Although the cardiovascular benefits with metformin are well-established in diabetic patients, their role in non-diabetic patients remains elusive. In a small randomized double-blind placebo-controlled study consisting of 33 non-diabetic women, it was shown that metformin can reduce myocardial ischemia in female patients with angina, compared to placebo [
26]. However, a study by Hao et al. [
9] consisting of 130 patients with dyslipidemia and obesity who were randomized to atorvastatin or atorvastatin plus metformin, showed atorvastatin combined with metformin was more effective than atorvastatin monotherapy group in improving the rate of obesity and subclinical inflammation. A subsequent study by Eduardo et al. [
27] confirmed that metformin decreased the CIMT (− 0.1 mm, P = 0.04, vs − 0.02 mm, P = not significant) in comparison to control group in patients with metabolic syndrome, thereby indicating its role in cardioprotection.

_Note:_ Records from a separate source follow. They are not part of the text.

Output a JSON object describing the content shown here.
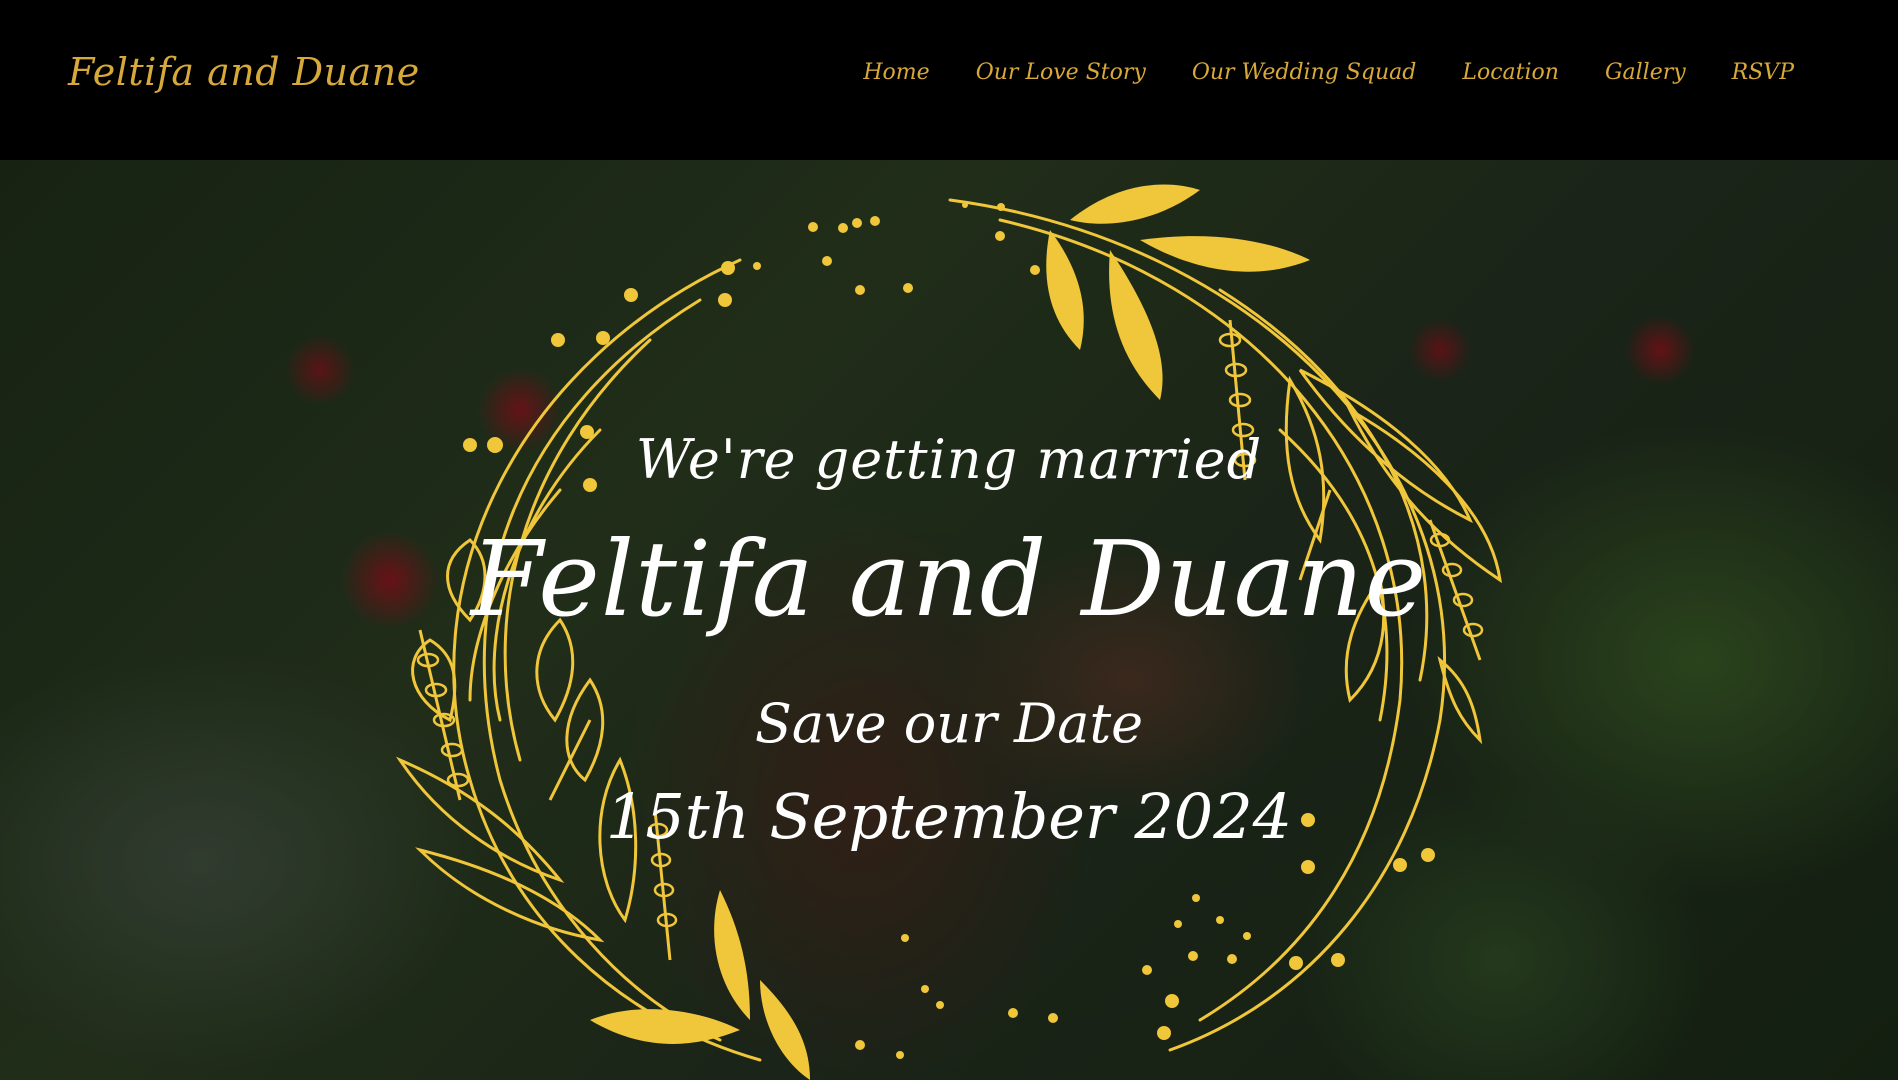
{
  "header": {
    "brand": "Feltifa and Duane",
    "nav": [
      "Home",
      "Our Love Story",
      "Our Wedding Squad",
      "Location",
      "Gallery",
      "RSVP"
    ]
  },
  "hero": {
    "tagline": "We're getting married",
    "couple": "Feltifa and Duane",
    "save_label": "Save our Date",
    "date": "15th September 2024"
  },
  "colors": {
    "accent_gold": "#d7a93a",
    "wreath_gold": "#f0c63a",
    "text": "#ffffff",
    "header_bg": "#000000"
  },
  "icons": [
    "wreath-ornament-icon",
    "flower-ornament-icon"
  ]
}
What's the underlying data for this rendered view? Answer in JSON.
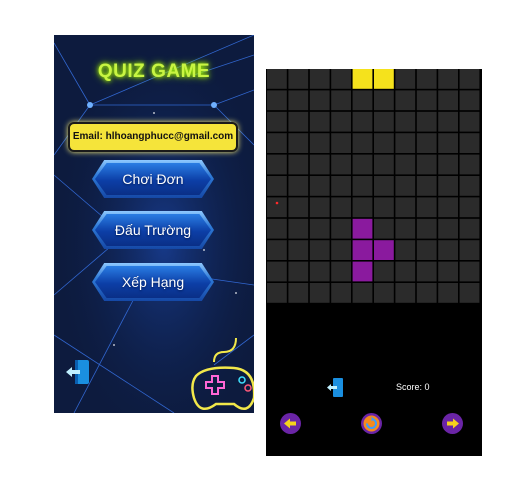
{
  "quiz_screen": {
    "title": "QUIZ GAME",
    "email": "Email: hlhoangphucc@gmail.com",
    "buttons": [
      "Chơi Đơn",
      "Đấu Trường",
      "Xếp Hạng"
    ],
    "colors": {
      "background": "#0d1b3e",
      "title": "#c8f542",
      "email_box": "#f5e43a",
      "button": "#1f5fcf"
    }
  },
  "tetris_screen": {
    "score_text": "Score: 0",
    "grid": {
      "columns": 10,
      "rows": 11
    },
    "active_piece": {
      "color": "#f5e21c",
      "cells": [
        [
          4,
          0
        ],
        [
          5,
          0
        ]
      ]
    },
    "placed_piece": {
      "color": "#8a1a9e",
      "cells": [
        [
          4,
          7
        ],
        [
          4,
          8
        ],
        [
          5,
          8
        ],
        [
          4,
          9
        ]
      ]
    },
    "controls": [
      "left-arrow-icon",
      "rotate-icon",
      "right-arrow-icon"
    ],
    "colors": {
      "cell": "#2b2b2b",
      "background": "#000000",
      "control": "#6a24a6"
    }
  }
}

However, recent studies have questioned the validity of the conclusion from prior studies. The Carotid Atherosclerosis: MEtformin for insulin ResistAnce (CAMERA) [
28] study involving 173 non-diabetic patients with CAD who were on statin therapy, were assigned to either metformin or matching placebo. No improvement in CIMT was reported in the metformin group (slope difference 0.007 mm/year, P = 0.29) when compared with a placebo group, although HbA1c, insulin, and insulin resistance index decreased significantly in the metformin group (P < 0.05) [
28]. The possible explanations for the conflicting outcomes in these studies can be attributed to the difference in baseline characteristics of the patients (a type of disease, age, taking other hypoglycemic and lipid-lowering drugs), study endpoints and follow-up duration of the individual clinical study. Whether metformin has a cardiovascular benefit in pre-diabetic patients is not clear. An area of active research, ongoing multicenter RCT Glucose Lowering in Non-diabetic Hyperglycemia Trial (GLINT, ISRCTN34875079) is currently enrolling non-diabetic patients for treatment with metformin to evaluate the incidence of cardiovascular death and non-fatal myocardial infarction events. The findings from this study will provide more insight in the prophylactic use of metformin in a similar cohorts.